Le compositeur Karlheinz Stockhausen m'avait proposé en mai 1977 de devenir son assistant et j'avais pris une année sabbatique (de juillet 1977 à septembre 1978) afin de me préparer à cette extraordinaire proposition qui avait totalement enflammé l'esprit du jeune homme de 22 ans que j'étais. Hélas, je devais rapidement déchanter et me rendre à l'évidence : mon enthousiasme et ma passion pour sa musique ne pouvaient pallier mes lacunes en solfège et faire de moi l'assistant d'un compositeur. J'étais à cette époque totalement incapable de lire une partition. Je dus donc décliner la généreuse et honorifique proposition de Stockhausen...

Cette année devait cependant, malgré cette déception, être marquée du sceau du compositeur puisque je fis partie des stagiaires du Centre Sirius que Stockhausen anima au Conservatoire Darius Milhaud d'Aix-en-Provence (du 21 juillet au 8 août 1977) ; je suivis ensuite en novembre de cette même année (du 6 au 18), au centre culturel André Malraux de Rueil-Malmaison, les répétitions et la création mondiale de la version d'Inori que Stockhausen avait composée pour l'Ensemble Intercontemporain. Pour conclure majestueusement cette année, je devais prendre le train le 28 décembre pour me rendre à Kürten, chez Stockhausen, afin de mettre en chantier l'écriture de SHU.

Mais je ne consacrai pas cette année uniquement au compositeur allemand et écrivis parallèlement les nouvelles de La Peur.

Ce recueil était originellement constitué de dix nouvelles et de neuf pages centrales de photographies (montages de photos d'actualité et de slogans publicitaires). Je devais, pour l'édition en 1981, écarter le premier court texte, La Douleur - dont je n'étais d'ailleurs pas l'auteur et qui avait été écrit par ma première épouse - ainsi que les cinquième et sixième nouvelles, L'Attente et La Nuit.

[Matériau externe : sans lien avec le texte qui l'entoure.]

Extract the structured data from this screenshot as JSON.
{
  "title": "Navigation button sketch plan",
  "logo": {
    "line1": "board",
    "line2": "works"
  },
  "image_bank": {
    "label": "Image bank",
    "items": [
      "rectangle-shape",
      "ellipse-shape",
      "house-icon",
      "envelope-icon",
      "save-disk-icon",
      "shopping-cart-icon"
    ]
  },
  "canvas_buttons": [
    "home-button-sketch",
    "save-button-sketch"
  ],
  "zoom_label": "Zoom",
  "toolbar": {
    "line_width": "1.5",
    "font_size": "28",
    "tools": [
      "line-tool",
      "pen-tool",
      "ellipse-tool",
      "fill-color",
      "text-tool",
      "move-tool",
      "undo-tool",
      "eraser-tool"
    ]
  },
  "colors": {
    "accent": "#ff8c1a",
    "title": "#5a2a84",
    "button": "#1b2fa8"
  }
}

L'Attente s'appuyait sur ma courte expérience du Service National en janvier et février de cette année (je fus réformé après un mois d'incorporation et un mois d'hôpital) et son anti-militarisme primaire me poussa trois ans plus tard à ne pas le retenir pour l'édition définitive. Les pages centrales de photographies furent abandonnées pour des raisons financières.

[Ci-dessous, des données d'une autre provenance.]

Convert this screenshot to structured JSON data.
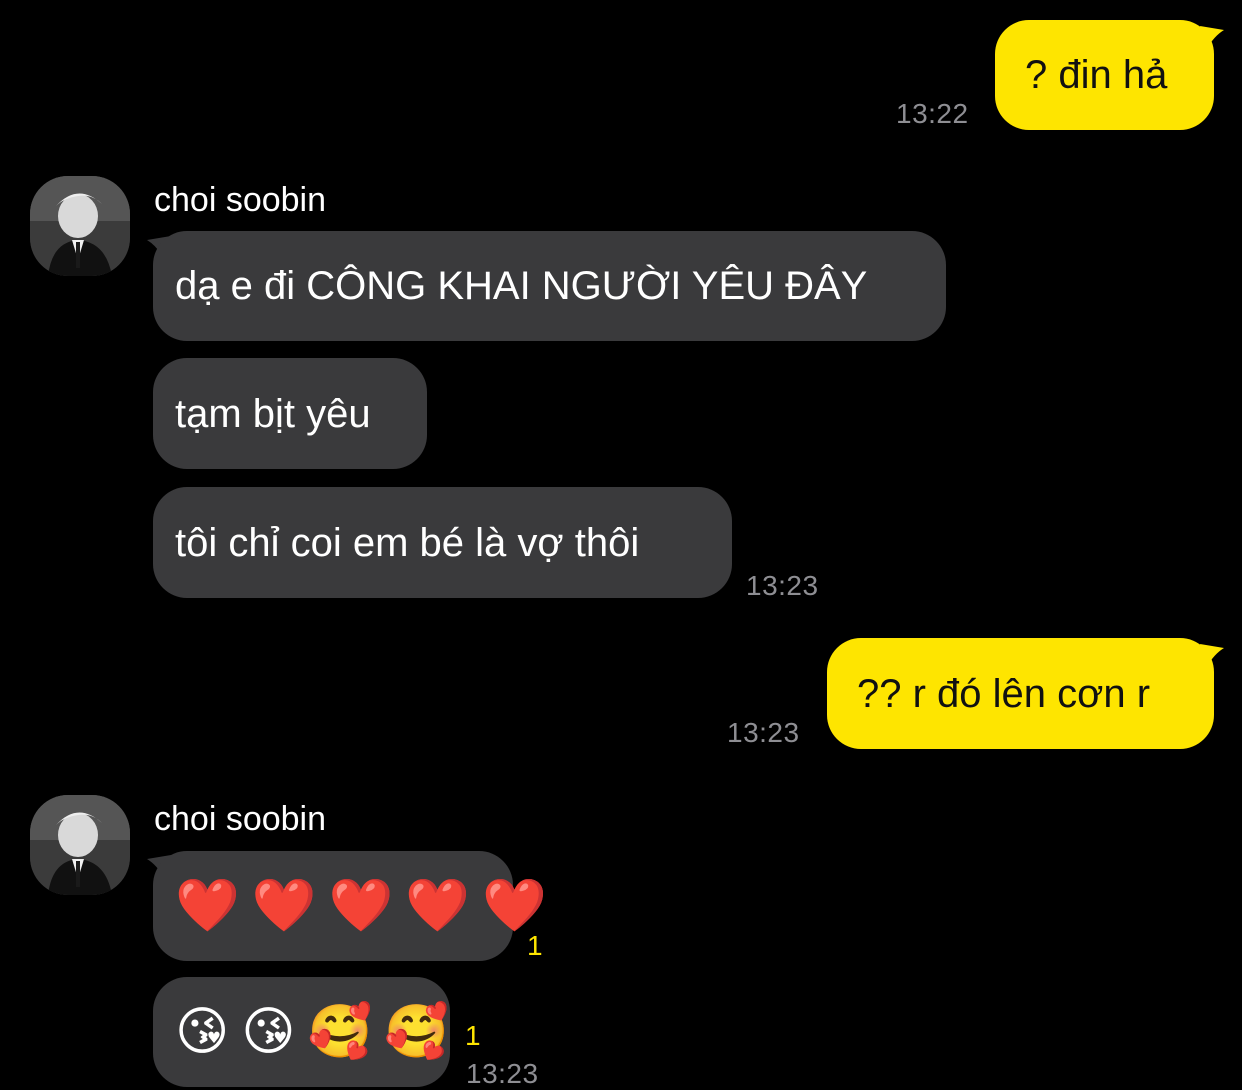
{
  "colors": {
    "background": "#000000",
    "outgoing_bubble": "#FEE500",
    "incoming_bubble": "#3A3A3C",
    "timestamp": "#8E8E93",
    "unread_count": "#FEE500"
  },
  "messages": {
    "m1": {
      "text": "? đin hả",
      "time": "13:22"
    },
    "group1": {
      "sender": "choi soobin",
      "m2": "dạ e đi CÔNG KHAI NGƯỜI YÊU ĐÂY",
      "m3": "tạm bịt yêu",
      "m4": "tôi chỉ coi em bé là vợ thôi",
      "time": "13:23"
    },
    "m5": {
      "text": "?? r đó lên cơn r",
      "time": "13:23"
    },
    "group2": {
      "sender": "choi soobin",
      "m6": {
        "emojis": [
          "❤️",
          "❤️",
          "❤️",
          "❤️",
          "❤️"
        ],
        "unread": "1"
      },
      "m7": {
        "emojis": [
          "😘",
          "😘",
          "🥰",
          "🥰"
        ],
        "unread": "1",
        "time": "13:23"
      }
    }
  }
}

Ne restèrent donc que les sept nouvelles suivantes :

La Fenêtre étroite

Les Griffes

Le Nouveau

La Fuite

La Peur

Paredon

La Médiation

Ces nouvelles ont toutes comme thème l'irruption d'un élément étranger et déstabilisant dans le quotidien, déclenchant un sentiment d'angoisse et d'insécurité. Elles reflètent également mes phobies de cette époque : la chasse (Les Griffes), le totalitarisme (Le Nouveau et Paredon), l'insécurité et la violence (La Fuite), et mes angoisses existentielles (La Peur et La Médiation). Leur climat oscille entre le fantastique et la poésie.

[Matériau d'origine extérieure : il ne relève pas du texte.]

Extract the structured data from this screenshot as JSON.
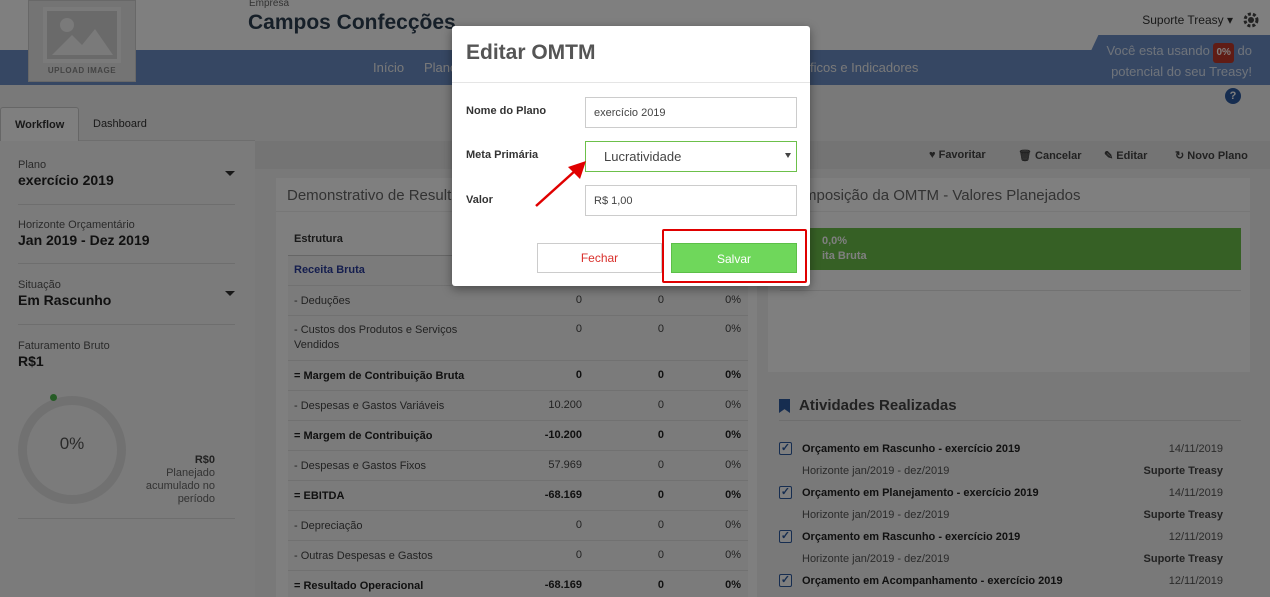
{
  "header": {
    "logo_caption": "UPLOAD IMAGE",
    "empresa_label": "Empresa",
    "empresa_name": "Campos Confecções",
    "nav": [
      "Início",
      "Plano",
      "ficos e Indicadores"
    ],
    "user": "Suporte Treasy",
    "usage_prefix": "Você esta usando",
    "usage_pct": "0%",
    "usage_mid": "do",
    "usage_suffix": "potencial do seu Treasy!",
    "help": "?"
  },
  "tabs": [
    "Workflow",
    "Dashboard"
  ],
  "sidebar": {
    "plano_label": "Plano",
    "plano_value": "exercício 2019",
    "horizonte_label": "Horizonte Orçamentário",
    "horizonte_value": "Jan 2019 - Dez 2019",
    "situacao_label": "Situação",
    "situacao_value": "Em Rascunho",
    "faturamento_label": "Faturamento Bruto",
    "faturamento_value": "R$1",
    "donut_pct": "0%",
    "sum_value": "R$0",
    "sum_caption": "Planejado acumulado no período"
  },
  "toolbar": {
    "favoritar": "Favoritar",
    "cancelar": "Cancelar",
    "editar": "Editar",
    "novo_plano": "Novo Plano"
  },
  "left_panel": {
    "title": "Demonstrativo de Result",
    "column_header": "Estrutura",
    "rows": [
      {
        "label": "Receita Bruta",
        "v1": "",
        "v2": "",
        "v3": ""
      },
      {
        "label": "- Deduções",
        "v1": "0",
        "v2": "0",
        "v3": "0%"
      },
      {
        "label": "- Custos dos Produtos e Serviços Vendidos",
        "v1": "0",
        "v2": "0",
        "v3": "0%"
      },
      {
        "label": "= Margem de Contribuição Bruta",
        "v1": "0",
        "v2": "0",
        "v3": "0%"
      },
      {
        "label": "- Despesas e Gastos Variáveis",
        "v1": "10.200",
        "v2": "0",
        "v3": "0%"
      },
      {
        "label": "= Margem de Contribuição",
        "v1": "-10.200",
        "v2": "0",
        "v3": "0%"
      },
      {
        "label": "- Despesas e Gastos Fixos",
        "v1": "57.969",
        "v2": "0",
        "v3": "0%"
      },
      {
        "label": "= EBITDA",
        "v1": "-68.169",
        "v2": "0",
        "v3": "0%"
      },
      {
        "label": "- Depreciação",
        "v1": "0",
        "v2": "0",
        "v3": "0%"
      },
      {
        "label": "- Outras Despesas e Gastos",
        "v1": "0",
        "v2": "0",
        "v3": "0%"
      },
      {
        "label": "= Resultado Operacional",
        "v1": "-68.169",
        "v2": "0",
        "v3": "0%"
      }
    ]
  },
  "right_panel": {
    "title": "mposição da OMTM - Valores Planejados",
    "bar_pct": "0,0%",
    "bar_label": "ita Bruta"
  },
  "activities": {
    "title": "Atividades Realizadas",
    "items": [
      {
        "title": "Orçamento em Rascunho - exercício 2019",
        "date": "14/11/2019",
        "horizon": "Horizonte jan/2019 - dez/2019",
        "user": "Suporte Treasy"
      },
      {
        "title": "Orçamento em Planejamento - exercício 2019",
        "date": "14/11/2019",
        "horizon": "Horizonte jan/2019 - dez/2019",
        "user": "Suporte Treasy"
      },
      {
        "title": "Orçamento em Rascunho - exercício 2019",
        "date": "12/11/2019",
        "horizon": "Horizonte jan/2019 - dez/2019",
        "user": "Suporte Treasy"
      },
      {
        "title": "Orçamento em Acompanhamento - exercício 2019",
        "date": "12/11/2019",
        "horizon": "",
        "user": ""
      }
    ]
  },
  "modal": {
    "title": "Editar OMTM",
    "nome_label": "Nome do Plano",
    "nome_value": "exercício 2019",
    "meta_label": "Meta Primária",
    "meta_value": "Lucratividade",
    "valor_label": "Valor",
    "valor_value": "R$ 1,00",
    "fechar": "Fechar",
    "salvar": "Salvar"
  },
  "colors": {
    "header_band": "#6d8fc7",
    "accent_green": "#6cc04a",
    "highlight_red": "#e00000",
    "link_blue": "#2a3d9c"
  }
}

Dans La Peur réapparaît le personnage du prêtre amoral déjà esquissé dans Paysage de hasard. Il me fut inspiré par un ecclésiastique que j'avais connu et dont le peu de respect envers ses voeux d'abstinence et de pauvreté avaient choqué mon esprit idéaliste. Il était le propriétaire de la maison que j'habitais face à la mer et il devait à la fin de cette année m'en expulser afin d'y loger une de ses maîtresses.

Paredon (dédié à Julio Cortazar) fut inspiré par une jeune femme argentine, réfugiée politique, rencontrée à Paris en novembre 77, alors que je suivais les répétitions d'Inori de Stockhausen.

Pour écrire La Médiation, j'avais rassemblé une douzaine de photos découpées dans des magazines et j'avais construit un fil conducteur qui les reliait en une sorte de vagabondage poétique. La vie est parfois construite ainsi, mais le fil y est encore plus difficile à saisir.